Cautious Optimism: The 2017 Construction Industry Market Outlook Survey

Construction Industry Market Outlook

At this year’s, Building & Design Conference in NYC, Grassi & Co. 2017 Construction Industry Market Outlook Survey initial results were unveiled to an audience of contractors, architects, and engineers. The survey noted that the overall health of our industry is still enjoying the boom of recent years while predicting a cautiously optimistic future. A future that is mostly dependent on the Industry’s ability to adapt to strong calls for safety reform, changes in building methods, and the looming labor shortage crisis.

2017 Construction Industry Market Outlook: The Good

First the good news. According to those surveyed49% said that they saw higher gross margins and an overall increase in revenue compared to 2015. It’s a stat that reflects various publications affirmation of a continued boom-time in Construction. It’s an outlook that will extend to the Industry’s immediate future as 58% of respondents predict increased revenues this year (over 2016’s figures), with 53% of companies anticipating an increase in gross profits.

Cautious Optimism and Challenges

While 57% of those surveyed believe that 2018’s projected revenues will be higher than those projected for 2017, many believe that profits may be greatly reduced by some of the current and emerging challenges within the Industry. Among the chief concerns raised by the companies surveyed are the ever-changing safety regulations and the increasing divide between retiring workers and lack of new blood to fill the ranks.

Total Safety Consulting (Gallagher Bassett’s parent company) owner, Jim Bifulco; participated in the Building & Design Conference as an esteemed panelist and shared his thoughts on how to best tackle the challenges many companies are now facing. The rise of regulatory pressure and public optics are two major hurdles that companies face. Jim addressed his fellow panelists and the crowd with what is the mantra of any successful company – “Having a safety program is not enough. Companies must be proactive in their implementation of any safety program from the top down,” he said. As our Industry faces increasing regulatory pressure and increased enforcement, failing to cover risks could push companies out altogether.

Nearly two-thirds of the survey participants (63%) reported measures to provide training or formal education to their workers, often meeting the requirements of today’s Industry.

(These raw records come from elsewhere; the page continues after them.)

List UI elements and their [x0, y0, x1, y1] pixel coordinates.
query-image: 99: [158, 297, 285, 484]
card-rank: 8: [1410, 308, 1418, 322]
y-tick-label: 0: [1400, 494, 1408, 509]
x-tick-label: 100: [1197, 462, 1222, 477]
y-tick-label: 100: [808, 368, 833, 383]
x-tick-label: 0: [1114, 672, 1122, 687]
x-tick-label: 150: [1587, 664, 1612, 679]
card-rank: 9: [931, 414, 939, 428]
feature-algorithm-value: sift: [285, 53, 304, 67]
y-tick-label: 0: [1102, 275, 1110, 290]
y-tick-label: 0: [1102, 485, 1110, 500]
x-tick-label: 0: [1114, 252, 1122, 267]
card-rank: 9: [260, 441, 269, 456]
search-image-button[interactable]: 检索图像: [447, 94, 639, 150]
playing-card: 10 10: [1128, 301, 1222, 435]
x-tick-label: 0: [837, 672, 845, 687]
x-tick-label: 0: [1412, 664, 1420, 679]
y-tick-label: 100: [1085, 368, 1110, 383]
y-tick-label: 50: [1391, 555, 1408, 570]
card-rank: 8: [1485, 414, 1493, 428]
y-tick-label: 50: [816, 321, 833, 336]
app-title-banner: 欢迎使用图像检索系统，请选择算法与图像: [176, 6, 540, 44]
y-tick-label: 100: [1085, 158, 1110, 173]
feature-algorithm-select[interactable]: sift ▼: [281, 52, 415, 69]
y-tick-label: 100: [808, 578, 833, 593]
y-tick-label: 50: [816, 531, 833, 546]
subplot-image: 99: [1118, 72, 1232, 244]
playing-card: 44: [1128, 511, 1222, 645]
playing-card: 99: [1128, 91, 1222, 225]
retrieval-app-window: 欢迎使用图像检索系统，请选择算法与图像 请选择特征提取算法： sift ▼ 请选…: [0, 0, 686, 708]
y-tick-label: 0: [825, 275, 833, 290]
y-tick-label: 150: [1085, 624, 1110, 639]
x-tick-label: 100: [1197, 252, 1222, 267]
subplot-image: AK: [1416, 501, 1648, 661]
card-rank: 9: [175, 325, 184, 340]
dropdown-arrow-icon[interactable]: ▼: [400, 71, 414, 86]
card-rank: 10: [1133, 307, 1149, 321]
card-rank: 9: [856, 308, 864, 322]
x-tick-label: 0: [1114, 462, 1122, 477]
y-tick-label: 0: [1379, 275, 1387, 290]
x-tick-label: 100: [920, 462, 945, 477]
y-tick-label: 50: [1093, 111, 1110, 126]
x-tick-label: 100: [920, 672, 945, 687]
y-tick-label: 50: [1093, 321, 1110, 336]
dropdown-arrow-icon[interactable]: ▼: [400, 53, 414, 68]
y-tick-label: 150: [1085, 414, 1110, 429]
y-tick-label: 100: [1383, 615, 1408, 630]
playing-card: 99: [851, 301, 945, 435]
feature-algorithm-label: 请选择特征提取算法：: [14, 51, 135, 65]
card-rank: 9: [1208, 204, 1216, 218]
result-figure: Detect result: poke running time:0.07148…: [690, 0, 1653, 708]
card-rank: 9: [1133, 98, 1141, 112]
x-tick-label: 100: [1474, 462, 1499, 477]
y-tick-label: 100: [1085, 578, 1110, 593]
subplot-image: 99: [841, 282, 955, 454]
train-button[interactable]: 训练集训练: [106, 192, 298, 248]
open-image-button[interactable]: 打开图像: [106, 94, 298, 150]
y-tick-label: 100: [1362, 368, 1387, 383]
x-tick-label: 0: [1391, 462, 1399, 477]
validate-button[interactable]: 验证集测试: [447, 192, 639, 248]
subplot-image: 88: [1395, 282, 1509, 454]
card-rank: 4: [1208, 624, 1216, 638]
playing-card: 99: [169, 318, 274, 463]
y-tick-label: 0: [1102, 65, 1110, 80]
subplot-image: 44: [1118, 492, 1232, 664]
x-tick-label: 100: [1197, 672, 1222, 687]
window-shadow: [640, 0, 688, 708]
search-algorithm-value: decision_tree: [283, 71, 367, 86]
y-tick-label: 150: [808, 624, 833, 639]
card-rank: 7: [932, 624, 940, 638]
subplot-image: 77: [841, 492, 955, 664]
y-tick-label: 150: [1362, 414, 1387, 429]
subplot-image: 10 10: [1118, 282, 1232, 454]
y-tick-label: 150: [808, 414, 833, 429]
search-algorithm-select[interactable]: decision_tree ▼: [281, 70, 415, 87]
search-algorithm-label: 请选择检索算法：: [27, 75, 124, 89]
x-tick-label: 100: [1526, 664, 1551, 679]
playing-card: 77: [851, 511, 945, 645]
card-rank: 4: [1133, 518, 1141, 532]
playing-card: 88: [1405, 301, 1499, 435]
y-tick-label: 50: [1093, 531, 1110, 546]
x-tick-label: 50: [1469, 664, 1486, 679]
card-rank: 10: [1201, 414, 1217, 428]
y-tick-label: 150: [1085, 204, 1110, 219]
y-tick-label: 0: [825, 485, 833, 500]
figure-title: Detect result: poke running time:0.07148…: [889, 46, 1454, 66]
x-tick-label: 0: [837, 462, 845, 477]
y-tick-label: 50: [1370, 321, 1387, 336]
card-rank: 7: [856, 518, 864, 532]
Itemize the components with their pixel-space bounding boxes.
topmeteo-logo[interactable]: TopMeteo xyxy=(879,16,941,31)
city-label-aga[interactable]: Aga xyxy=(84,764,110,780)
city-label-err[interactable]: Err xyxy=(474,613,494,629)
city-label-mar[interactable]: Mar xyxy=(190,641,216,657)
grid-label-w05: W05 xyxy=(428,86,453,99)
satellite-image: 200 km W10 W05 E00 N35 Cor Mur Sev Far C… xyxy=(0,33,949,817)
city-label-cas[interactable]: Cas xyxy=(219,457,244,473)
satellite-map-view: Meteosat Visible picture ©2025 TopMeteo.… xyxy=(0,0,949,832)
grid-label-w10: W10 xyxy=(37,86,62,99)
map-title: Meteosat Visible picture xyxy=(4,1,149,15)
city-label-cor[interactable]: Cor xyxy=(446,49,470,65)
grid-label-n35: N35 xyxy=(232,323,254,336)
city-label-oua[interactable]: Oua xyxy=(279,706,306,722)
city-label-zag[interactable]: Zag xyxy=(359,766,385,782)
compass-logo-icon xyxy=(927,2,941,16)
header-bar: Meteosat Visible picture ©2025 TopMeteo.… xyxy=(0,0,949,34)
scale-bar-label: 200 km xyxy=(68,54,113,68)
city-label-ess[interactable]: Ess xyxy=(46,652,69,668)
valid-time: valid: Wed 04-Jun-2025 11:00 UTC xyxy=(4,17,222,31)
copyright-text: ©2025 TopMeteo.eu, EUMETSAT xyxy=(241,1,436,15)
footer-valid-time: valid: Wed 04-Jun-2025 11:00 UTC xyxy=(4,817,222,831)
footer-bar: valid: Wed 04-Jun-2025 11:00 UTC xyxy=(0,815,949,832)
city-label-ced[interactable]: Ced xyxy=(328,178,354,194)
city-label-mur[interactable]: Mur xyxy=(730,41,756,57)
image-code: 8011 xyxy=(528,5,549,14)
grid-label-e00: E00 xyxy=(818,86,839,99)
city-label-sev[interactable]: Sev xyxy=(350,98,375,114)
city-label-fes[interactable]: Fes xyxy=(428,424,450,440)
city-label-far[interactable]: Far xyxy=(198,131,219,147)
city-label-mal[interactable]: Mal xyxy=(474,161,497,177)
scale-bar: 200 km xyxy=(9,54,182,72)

However, one key to future success may be the creation of robust compliance programs that proactively analyze their exposure to risks and keeps tabs on future regulation. For larger companies, this could necessitate the hiring of a compliance officer. This could help companies ensure their employees receive the proper training and information while ensuring that everyone stays in compliance in today’s regulatory landscape. The safety officer will also stand to be the gatekeeper to keep companies proactive and even advocate on their behalf as the landscape changes.

It’s not news that there’s a labor shortage in our Industry. It’s a challenge that will not go away by ignoring it; instead, this crisis presents an opportunity to innovate the way we attract new talent. One of the tools suggested by the Construction Industry Market Outlook Survey is to demonstrate that labor is the most valuable resource in a robust and Industry-leading safety program. By showing that the welfare of your workers is your top priority, the Industry may be able to take a step in attracting future workers and leaders.

Related Course: 10-Hour OSHA Construction Safety & Health Program

The labor issue also requires a rebranding of our Industry. While millennials are the largest group in our current labor force, many are pursuing white-collar careers assuming this as the only means to financial success. Our Industry needs to actively promote the instant entrepreneurialism and middle market salary that is available to tradespeople and skilled-labor – often without the need to incur crippling debt.

Our Industry has enjoyed several years of good fortune and prosperity but we cannot rest on laurels expecting the status quo to keep us moving forward. As the fear of shrinking margins and the lack of an available skilled workforce looms over us, we can proactively shape our prospects by minimizing risk, making better training available to all workers, and to change the perception of the opportunities that exist in our Industry. One thing that the Grassi & Co. survey has made clear, the old ways of construction cannot sustain themselves; that’s why we’re dedicated to building the future of our Industry.